If you have ever had clutter build up in your home, at work, or in the car… no worries. I think this will easily and naturally occur for many people at some point. Especially if the person is busy. Still, learning to get at the clutter in short bursts, or increments can be more useful than spending large amounts of time working on it.
There is a certain level of clutter that should be a cut off point. At that point, there is no reason to feel the need to dive in and spend an hour or a whole day working on it. No. Simply choose to take five minutes and do something. Over time, that will add up.
This is so yogic. There is no need to have a big reaction or a big change. We can make small adjustments with our bodies, our diet, our homes, and our work spaces. It will matter that you made adjustments using ahimsa (non-injury) and with some compassion.
This is all nice to talk about, but what if a big change is needed?
I would suggest breaking any big task into smaller ones. Each time you successfully get through one section, you are building the muscle for the work. In yoga practice, consistent and steady effort, over time, without cessation leads to yoga.
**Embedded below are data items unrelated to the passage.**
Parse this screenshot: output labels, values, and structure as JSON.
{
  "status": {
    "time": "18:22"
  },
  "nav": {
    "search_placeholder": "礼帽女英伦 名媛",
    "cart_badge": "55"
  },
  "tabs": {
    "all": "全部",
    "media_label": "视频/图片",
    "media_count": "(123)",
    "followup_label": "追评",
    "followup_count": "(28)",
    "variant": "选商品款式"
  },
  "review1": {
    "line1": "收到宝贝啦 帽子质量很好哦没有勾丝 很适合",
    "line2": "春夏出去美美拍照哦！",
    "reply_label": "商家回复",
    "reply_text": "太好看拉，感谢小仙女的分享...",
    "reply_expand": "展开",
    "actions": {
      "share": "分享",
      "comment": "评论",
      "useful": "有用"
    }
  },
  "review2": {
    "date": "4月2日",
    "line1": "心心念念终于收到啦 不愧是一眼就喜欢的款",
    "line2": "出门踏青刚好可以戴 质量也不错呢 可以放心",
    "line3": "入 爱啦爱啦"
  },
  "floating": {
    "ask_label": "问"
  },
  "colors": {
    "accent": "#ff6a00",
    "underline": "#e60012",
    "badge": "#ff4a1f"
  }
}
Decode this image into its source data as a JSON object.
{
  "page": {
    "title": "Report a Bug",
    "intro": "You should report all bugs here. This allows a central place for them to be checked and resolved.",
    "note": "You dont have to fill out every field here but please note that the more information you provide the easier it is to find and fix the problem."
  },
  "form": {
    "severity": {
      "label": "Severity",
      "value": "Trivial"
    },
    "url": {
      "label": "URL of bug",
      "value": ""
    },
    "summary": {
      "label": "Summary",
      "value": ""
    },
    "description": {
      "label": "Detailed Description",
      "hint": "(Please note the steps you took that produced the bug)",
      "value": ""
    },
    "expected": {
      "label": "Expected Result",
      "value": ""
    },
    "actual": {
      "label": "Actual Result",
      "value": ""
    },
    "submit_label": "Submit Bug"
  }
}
The same is true with de-cluttering.
Check out this cool blog post by Gretchen Rubin of the Happiness Project. She shares her five-minute de-cluttering strategies. They are exceedingly practical. I actually think these are the habits of people who keep the clutter at a minimum. See if you can pick just one to work with for the rest of the week.
Yoga Pose of the Day: Plank Pose (My suggestion is to start at trying to hold for 30 seconds. You can work in small increments each day to build up to 5 minutes)
Yogic Concept of the Day: Let me take 5 minutes to do something to de-clutter or organize.